Del cerro viene una especie de rugido. Los cerros tienen sus ruidos. Es el aire de la tarde que sale como bocanada de sus cuevas y grietas. “Va a llover” ‒alguien dice‒ pero el cielo se ve despejado…
De camino a Santo Domingo,
apenas despegando de la carretera, poco después del panteón de Coyuca, vi una
de las vistas más bonitas de este año: el verdor del paisaje, los bosques y los
maizales en sus distintos y mejores tonos, la lejanía verde, llena de esperanza
de las montañas y la claridad del aire cuya intensidad anunciaba una buena
tarde de viaje. El cielo alto y azul, y, desperdigada, una revolución de nubes
blanquísimas, ¡qué he dicho!, del color de la hora en que bajan los ángeles.
En
contraste de la temporada de secas, por los meses de abril y mayo, donde los
campos y los cerros parecen muertos de raíces y de savia, en cuyo suelo apenas
se ven barañas y breñales sospechosos, el verano, “las aguas”, como los
campesinos le llaman, para el que se detiene y ve, es glorioso. Una temporada
de sembraduras donde el cielo hace olvidar las rudezas de estas tierras.
Ver
aquella vista de las cinco de la tarde era suficiente para detenerse y
regresarse a casa. Un momento como ese necesitan los artistas para comenzar la
obra que tanto les inquieta y cuyo pergeño han venido contemplando.
Pero
con la familia a cuestas, uno no puede andarse con estas cosas y hay que seguir
el camino. La luz de la tarde empieza a descansar en la hierba y en los árboles
y el aroma de la tarde corre junto al de los bosques y al de las florecitas
silvestres.
Ya
otras veces he ido a Santo Domingo. Recordaré una en especial, en los ocho días
del esposo de una tía abuela mía. Eran las dos de la tarde y un grupo de
hombres estábamos bajo la sombra de un mezquite. Se platicaba y se bebía.

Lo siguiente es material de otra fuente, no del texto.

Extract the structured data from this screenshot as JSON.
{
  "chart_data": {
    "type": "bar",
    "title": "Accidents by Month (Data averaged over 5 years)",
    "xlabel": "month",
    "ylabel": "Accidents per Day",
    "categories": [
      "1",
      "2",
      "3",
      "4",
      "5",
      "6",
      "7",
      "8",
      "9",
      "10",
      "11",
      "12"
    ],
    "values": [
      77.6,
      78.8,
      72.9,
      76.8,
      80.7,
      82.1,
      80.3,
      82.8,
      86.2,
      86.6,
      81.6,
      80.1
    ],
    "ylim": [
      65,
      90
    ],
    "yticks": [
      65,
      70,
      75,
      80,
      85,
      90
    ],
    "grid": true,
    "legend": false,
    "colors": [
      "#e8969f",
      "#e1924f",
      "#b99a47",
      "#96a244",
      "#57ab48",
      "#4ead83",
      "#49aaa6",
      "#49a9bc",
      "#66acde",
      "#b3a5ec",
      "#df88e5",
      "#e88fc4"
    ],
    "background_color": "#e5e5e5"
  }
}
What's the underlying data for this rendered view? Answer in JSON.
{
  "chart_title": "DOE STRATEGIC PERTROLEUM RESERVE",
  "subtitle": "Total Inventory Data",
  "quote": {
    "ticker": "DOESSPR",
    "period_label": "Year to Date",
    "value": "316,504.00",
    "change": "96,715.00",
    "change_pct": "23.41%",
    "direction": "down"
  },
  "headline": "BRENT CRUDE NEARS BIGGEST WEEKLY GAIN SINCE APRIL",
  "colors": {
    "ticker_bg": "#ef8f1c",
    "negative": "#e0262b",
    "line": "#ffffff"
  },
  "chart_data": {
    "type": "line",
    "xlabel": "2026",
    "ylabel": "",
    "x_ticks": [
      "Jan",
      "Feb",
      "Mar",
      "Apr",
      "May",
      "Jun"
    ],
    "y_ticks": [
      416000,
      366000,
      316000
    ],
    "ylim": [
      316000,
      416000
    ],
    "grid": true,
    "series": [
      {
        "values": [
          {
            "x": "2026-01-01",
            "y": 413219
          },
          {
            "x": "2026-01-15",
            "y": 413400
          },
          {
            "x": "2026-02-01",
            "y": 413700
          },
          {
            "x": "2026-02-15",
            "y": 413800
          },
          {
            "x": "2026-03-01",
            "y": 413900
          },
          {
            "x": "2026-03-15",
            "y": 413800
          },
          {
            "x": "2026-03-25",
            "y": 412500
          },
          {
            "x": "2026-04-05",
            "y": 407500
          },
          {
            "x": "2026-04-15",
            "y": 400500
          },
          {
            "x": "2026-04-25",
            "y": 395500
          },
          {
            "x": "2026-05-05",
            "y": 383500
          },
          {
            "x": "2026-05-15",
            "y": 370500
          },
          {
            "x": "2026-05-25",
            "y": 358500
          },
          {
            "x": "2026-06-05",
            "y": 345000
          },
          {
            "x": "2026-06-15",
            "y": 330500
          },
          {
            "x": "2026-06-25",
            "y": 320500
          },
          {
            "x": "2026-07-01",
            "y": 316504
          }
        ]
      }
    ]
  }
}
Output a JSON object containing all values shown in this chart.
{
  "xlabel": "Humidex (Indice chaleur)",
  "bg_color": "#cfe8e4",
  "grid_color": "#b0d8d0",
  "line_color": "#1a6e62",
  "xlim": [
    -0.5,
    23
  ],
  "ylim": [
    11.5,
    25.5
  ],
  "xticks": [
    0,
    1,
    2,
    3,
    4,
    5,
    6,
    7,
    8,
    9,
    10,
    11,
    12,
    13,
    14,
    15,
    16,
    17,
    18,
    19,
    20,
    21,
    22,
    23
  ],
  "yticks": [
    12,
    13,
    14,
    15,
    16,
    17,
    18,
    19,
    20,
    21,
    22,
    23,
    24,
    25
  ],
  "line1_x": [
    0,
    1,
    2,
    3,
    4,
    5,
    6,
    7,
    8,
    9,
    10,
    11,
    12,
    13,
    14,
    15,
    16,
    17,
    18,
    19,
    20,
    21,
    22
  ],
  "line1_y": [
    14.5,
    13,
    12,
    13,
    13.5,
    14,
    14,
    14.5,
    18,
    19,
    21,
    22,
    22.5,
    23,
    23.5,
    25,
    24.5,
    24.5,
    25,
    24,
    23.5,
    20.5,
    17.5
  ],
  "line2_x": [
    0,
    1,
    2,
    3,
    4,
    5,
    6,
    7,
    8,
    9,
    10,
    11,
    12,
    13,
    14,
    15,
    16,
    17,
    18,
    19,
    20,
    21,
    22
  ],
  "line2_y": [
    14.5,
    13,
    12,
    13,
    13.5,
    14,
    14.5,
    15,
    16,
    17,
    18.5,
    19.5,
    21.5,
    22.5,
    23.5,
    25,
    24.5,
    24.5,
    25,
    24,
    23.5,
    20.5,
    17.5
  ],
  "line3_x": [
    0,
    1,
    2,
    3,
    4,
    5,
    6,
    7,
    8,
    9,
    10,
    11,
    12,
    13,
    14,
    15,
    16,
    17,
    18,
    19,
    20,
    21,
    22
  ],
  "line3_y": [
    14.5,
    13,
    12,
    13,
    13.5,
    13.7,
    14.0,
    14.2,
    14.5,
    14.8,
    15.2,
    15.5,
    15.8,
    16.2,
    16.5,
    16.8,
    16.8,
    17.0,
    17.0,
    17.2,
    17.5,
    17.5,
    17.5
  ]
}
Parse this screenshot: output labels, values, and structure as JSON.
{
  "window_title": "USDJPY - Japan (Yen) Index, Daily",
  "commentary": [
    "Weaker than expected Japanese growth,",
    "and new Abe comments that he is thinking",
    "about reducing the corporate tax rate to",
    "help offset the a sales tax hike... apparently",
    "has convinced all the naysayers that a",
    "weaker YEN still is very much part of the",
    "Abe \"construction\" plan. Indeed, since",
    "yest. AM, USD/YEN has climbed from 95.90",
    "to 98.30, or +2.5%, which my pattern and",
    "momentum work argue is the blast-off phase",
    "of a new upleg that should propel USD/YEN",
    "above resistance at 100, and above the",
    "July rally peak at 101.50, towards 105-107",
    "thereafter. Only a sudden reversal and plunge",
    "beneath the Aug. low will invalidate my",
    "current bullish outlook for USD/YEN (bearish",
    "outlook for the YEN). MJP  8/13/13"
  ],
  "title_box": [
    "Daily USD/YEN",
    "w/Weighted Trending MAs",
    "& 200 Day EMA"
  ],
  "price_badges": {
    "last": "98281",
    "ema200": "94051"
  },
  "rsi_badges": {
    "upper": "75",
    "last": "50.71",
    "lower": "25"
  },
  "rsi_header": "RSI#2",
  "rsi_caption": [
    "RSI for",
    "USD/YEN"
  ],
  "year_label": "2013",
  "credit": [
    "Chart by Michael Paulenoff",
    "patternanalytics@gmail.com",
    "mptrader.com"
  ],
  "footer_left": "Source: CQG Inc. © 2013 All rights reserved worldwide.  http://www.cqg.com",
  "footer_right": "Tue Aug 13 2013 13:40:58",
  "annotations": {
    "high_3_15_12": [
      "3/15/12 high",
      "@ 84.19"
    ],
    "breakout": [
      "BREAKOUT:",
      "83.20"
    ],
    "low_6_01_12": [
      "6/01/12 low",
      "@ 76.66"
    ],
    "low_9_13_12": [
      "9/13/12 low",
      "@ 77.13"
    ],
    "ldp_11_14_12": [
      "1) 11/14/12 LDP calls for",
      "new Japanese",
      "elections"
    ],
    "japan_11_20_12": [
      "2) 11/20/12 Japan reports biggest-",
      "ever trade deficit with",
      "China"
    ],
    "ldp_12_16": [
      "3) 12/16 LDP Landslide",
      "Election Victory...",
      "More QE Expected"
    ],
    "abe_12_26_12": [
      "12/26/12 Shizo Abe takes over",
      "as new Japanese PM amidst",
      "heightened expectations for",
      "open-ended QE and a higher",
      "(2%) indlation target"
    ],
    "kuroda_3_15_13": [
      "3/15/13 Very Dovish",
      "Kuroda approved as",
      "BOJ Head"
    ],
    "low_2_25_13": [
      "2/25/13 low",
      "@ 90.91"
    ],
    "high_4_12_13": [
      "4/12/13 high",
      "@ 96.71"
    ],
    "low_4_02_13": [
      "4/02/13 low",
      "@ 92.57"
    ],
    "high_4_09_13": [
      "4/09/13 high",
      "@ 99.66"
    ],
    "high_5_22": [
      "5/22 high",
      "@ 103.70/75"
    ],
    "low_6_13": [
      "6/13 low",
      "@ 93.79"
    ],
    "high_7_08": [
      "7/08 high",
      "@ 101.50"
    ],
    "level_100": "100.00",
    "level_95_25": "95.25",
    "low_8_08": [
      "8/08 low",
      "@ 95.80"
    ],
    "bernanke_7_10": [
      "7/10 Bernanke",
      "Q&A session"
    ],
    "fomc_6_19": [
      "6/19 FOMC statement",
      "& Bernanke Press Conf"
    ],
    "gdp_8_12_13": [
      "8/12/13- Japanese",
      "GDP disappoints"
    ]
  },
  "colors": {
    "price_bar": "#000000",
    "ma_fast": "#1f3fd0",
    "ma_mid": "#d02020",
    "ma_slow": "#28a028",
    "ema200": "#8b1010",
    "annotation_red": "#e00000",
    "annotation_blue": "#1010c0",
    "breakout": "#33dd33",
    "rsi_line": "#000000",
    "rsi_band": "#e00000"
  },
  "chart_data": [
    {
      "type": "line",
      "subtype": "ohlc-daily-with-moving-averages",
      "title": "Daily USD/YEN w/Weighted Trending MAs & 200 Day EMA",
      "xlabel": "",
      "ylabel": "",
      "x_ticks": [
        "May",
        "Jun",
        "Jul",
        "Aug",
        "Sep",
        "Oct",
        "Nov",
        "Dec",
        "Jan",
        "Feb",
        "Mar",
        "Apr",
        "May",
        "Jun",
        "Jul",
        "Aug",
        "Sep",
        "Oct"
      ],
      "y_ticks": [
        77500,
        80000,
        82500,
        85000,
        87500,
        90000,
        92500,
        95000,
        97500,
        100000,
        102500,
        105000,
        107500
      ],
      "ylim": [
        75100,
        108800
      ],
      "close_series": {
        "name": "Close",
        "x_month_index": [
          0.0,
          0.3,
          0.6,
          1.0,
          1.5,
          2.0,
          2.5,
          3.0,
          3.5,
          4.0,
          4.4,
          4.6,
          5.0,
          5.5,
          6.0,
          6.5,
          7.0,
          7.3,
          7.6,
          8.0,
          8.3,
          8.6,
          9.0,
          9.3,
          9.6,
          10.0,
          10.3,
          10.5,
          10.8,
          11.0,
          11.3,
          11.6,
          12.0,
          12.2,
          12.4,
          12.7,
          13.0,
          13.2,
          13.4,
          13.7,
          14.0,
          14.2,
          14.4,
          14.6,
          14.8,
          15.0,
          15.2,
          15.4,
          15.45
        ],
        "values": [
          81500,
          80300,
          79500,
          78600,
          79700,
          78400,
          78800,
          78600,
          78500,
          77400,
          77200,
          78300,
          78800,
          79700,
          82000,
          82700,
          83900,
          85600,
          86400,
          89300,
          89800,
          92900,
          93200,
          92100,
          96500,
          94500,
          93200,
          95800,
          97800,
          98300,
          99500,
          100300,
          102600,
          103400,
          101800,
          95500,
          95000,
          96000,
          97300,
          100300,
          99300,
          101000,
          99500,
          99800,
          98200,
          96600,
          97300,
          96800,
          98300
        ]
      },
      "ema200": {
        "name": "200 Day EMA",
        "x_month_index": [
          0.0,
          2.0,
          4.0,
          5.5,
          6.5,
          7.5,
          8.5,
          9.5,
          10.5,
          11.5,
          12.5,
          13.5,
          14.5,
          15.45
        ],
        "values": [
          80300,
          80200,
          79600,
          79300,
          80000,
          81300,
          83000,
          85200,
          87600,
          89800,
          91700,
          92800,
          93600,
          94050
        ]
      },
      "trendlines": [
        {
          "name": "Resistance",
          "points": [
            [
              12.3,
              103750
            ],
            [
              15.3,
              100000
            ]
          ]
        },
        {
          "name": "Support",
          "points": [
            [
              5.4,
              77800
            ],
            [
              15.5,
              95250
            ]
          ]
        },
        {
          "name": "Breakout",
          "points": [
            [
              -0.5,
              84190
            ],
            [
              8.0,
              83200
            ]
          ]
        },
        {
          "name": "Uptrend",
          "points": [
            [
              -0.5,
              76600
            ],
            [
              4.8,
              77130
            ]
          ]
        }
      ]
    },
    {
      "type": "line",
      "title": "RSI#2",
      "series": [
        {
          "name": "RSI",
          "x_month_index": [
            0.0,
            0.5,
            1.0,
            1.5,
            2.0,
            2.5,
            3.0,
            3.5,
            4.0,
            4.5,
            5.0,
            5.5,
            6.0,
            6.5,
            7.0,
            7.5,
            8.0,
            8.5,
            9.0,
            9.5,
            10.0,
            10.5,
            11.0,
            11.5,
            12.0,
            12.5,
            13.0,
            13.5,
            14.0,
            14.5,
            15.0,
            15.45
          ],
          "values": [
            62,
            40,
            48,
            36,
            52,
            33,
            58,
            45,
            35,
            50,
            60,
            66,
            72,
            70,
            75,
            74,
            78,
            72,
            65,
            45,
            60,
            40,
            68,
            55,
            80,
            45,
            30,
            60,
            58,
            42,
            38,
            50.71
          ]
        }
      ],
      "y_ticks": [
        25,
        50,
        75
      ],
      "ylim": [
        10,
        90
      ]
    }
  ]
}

Marcos, un tío abuelo, que venía de Las Tinajas, para hacer a hablar a uno de
los viejos que estaban ahí, le dijo:
‒Yo
sé porque te viniste de Las Tinajas… por el difunto Gonzaga…
Y
aquel viejo, de ochenta y tantos años, achicado pero macizo, correoso, güero,
sumidos los cachetes y de ojos chiquitos, contó, no por gusto de presunción
sino por exponer un asunto del que no le hubiera gustado participar:
‒Sí,
yo maté a Gonzaga. Pero mero me la cargaba. A donde fuera, a donde me lo
encontrara, ahí estaba echándome chifletas y bravatas. Él era mayor a mí diez
años. Habíamos sido amigos de parranda. Su coraje empezó cuando empecé a vivir con la viuda de Yoyo García. Yo no sabía qué hacer. Le
dio por dedicarme canciones por la bocina de la cuadrilla y de ahí me mandaba
mensajes retadores. No sabía cómo quitármelo de encima. Se me había ido el
sueño. Por eso lo maté. Y me fui de Las Tinajas, me fui a Zihuatanejo. Entonces
yo tenía 16 años.
Los
que escuchábamos, que estamos acostumbrados a oír tales historias, pero no
tanto de voz del malhechor, veíamos con atención a aquel viejo que despedía un
olor revuelto a sudor y a vaqueta. A leguas se miraba que sus manos gruesas y
rasposas sabían de suertes de vaquero y sembrador. Sin ufanarse, pero tampoco
sin arrepentimiento, mira con sus ojillos como diciendo: “Qué feo que las cosas
se dieran de esa forma…”. Luego, añadió:
‒Con
mi vida, yo podría hacer un libro…
Alguien
me señaló a mí, y yo traté de ocultarme, de desaparecer dándole unos tragos
gordos a la cerveza. Aquel viejo siguió contando detalles que se me hicieron
inaudibles. Marcos, taimado, astuto, picaba para que aquel hombre se
desahogara. Y este siguió platicando sucesos y la experiencia que bien cabrían
en su libro de vida. Lo bueno, que nadie tomó en serio que yo podría ayudarle a
escribirlo.
La casa a donde llegamos
está cerca del cerro. Es un predio con tres casas: la paterna, casa de adobes y
de tejas; y dos de concreto donde viven los hijos con sus respectivas familias.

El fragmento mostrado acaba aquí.